Ms. Athira Panicker will be present her Pre-Synopsis as per the following details:
Date: Thursday, 14th August 2025,
Time: 1100 – 1230 hrs.
Venue: C-TARA Conference Room 1
Title: Agricultural Electricity Distribution System Planning: Optimising Transformer Loading by incorporating Seasonal Irrigation Demand and Farmer Irrigation Behaviour
Guide: Prof. Priya Jadhav
RPC Members: Prof. Parmeshwar Udmale, Prof. Narendra Shiradkar
Abstract:
Agricultural electricity supply in India is characterized by poor quality, unreliable electricity supply and high infrastructure costs, particularly in semi-arid regions like Maharashtra, where irrigation demand is seasonal and energy consumption is low. While existing literature often frames these challenges as a political economy problem, this study identifies a critical yet underexplored technical dimension: the lack of systematic planning in the design of the agricultural electricity distribution system, while incorporating the agricultural load behaviour.

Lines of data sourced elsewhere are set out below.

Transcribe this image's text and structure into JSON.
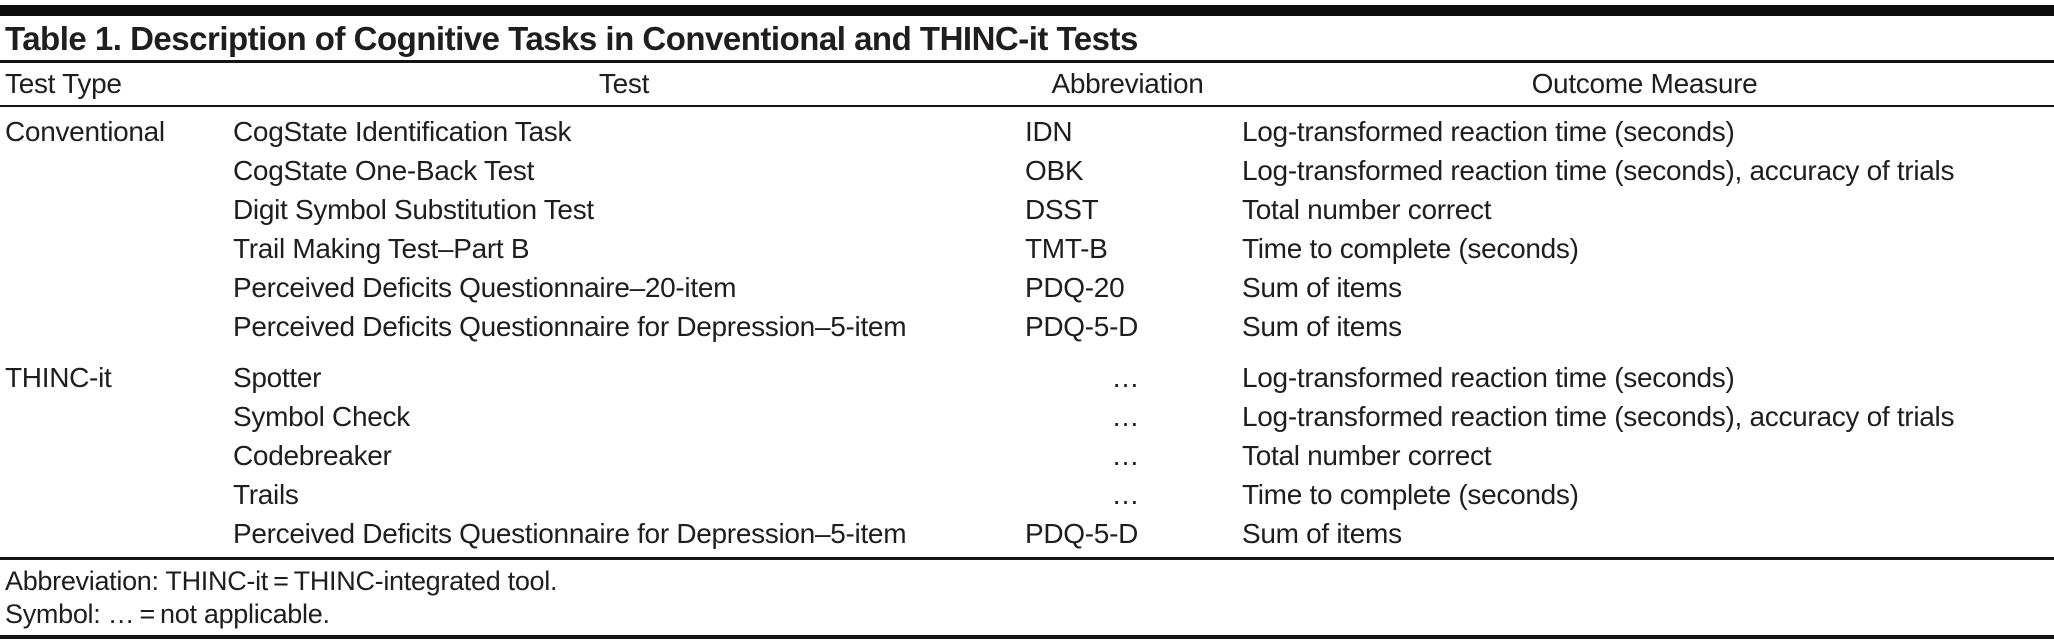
{
  "title": "Table 1. Description of Cognitive Tasks in Conventional and THINC-it Tests",
  "columns": [
    "Test Type",
    "Test",
    "Abbreviation",
    "Outcome Measure"
  ],
  "sections": [
    {
      "test_type": "Conventional",
      "rows": [
        {
          "test": "CogState Identification Task",
          "abbreviation": "IDN",
          "outcome": "Log-transformed reaction time (seconds)"
        },
        {
          "test": "CogState One-Back Test",
          "abbreviation": "OBK",
          "outcome": "Log-transformed reaction time (seconds), accuracy of trials"
        },
        {
          "test": "Digit Symbol Substitution Test",
          "abbreviation": "DSST",
          "outcome": "Total number correct"
        },
        {
          "test": "Trail Making Test–Part B",
          "abbreviation": "TMT-B",
          "outcome": "Time to complete (seconds)"
        },
        {
          "test": "Perceived Deficits Questionnaire–20-item",
          "abbreviation": "PDQ-20",
          "outcome": "Sum of items"
        },
        {
          "test": "Perceived Deficits Questionnaire for Depression–5-item",
          "abbreviation": "PDQ-5-D",
          "outcome": "Sum of items"
        }
      ]
    },
    {
      "test_type": "THINC-it",
      "rows": [
        {
          "test": "Spotter",
          "abbreviation": "…",
          "outcome": "Log-transformed reaction time (seconds)"
        },
        {
          "test": "Symbol Check",
          "abbreviation": "…",
          "outcome": "Log-transformed reaction time (seconds), accuracy of trials"
        },
        {
          "test": "Codebreaker",
          "abbreviation": "…",
          "outcome": "Total number correct"
        },
        {
          "test": "Trails",
          "abbreviation": "…",
          "outcome": "Time to complete (seconds)"
        },
        {
          "test": "Perceived Deficits Questionnaire for Depression–5-item",
          "abbreviation": "PDQ-5-D",
          "outcome": "Sum of items"
        }
      ]
    }
  ],
  "footnotes": [
    "Abbreviation: THINC-it = THINC-integrated tool.",
    "Symbol: … = not applicable."
  ]
}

Through extensive field work in Marathwada and Vidarbha regions of Maharashtra, and analysis of energy meter data from DT and farmers and power flow modelling, this research investigates the root causes of supply quality issues like low voltage problems, supply interruptions and equipment failure. It is identified that procedural delays in providing sanctioned connections lead to illegal operation of pumps and, hence, result in overloading, a major reason for supply issues. DT forms a substantial part of the infrastructure, and DT failure impacts farmers' ability to provide crucial irrigation to their crops.

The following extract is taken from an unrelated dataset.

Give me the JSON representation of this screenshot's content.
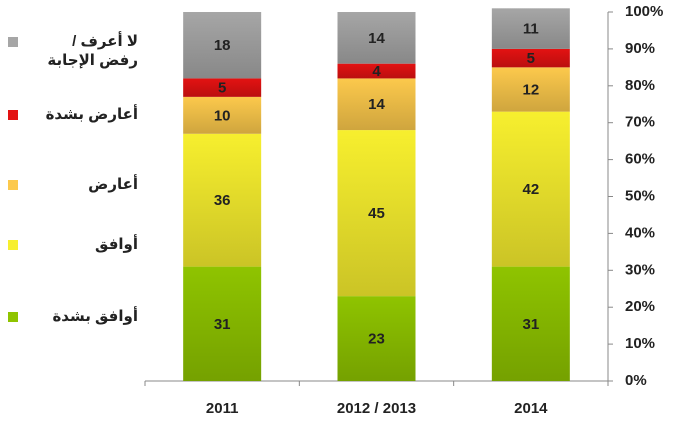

The study proposes an approach to optimize DT loading and maximize infrastructure utilization. The study quantifies the diversity in loading as per the seasonality of irrigation requirements based on cropping in a village/area. Farmer practices, daytime and nighttime loading, and usage of drip and sprinkler, area irrigated per pump, and crop-specific irrigation practices linked to fruiting, flowering, etc., are some of the factors that interact to affect infrastructure requirements. The study also investigates the pilot project of Load Management conducted under the PoCRA project, managing peak loading on overloaded DTs by irrigation scheduling among farmers. The research contributes a novel perspective to agricultural electricity distribution infrastructure planning by linking farmer behaviour, utility processes and Agro-Climatic Conditions.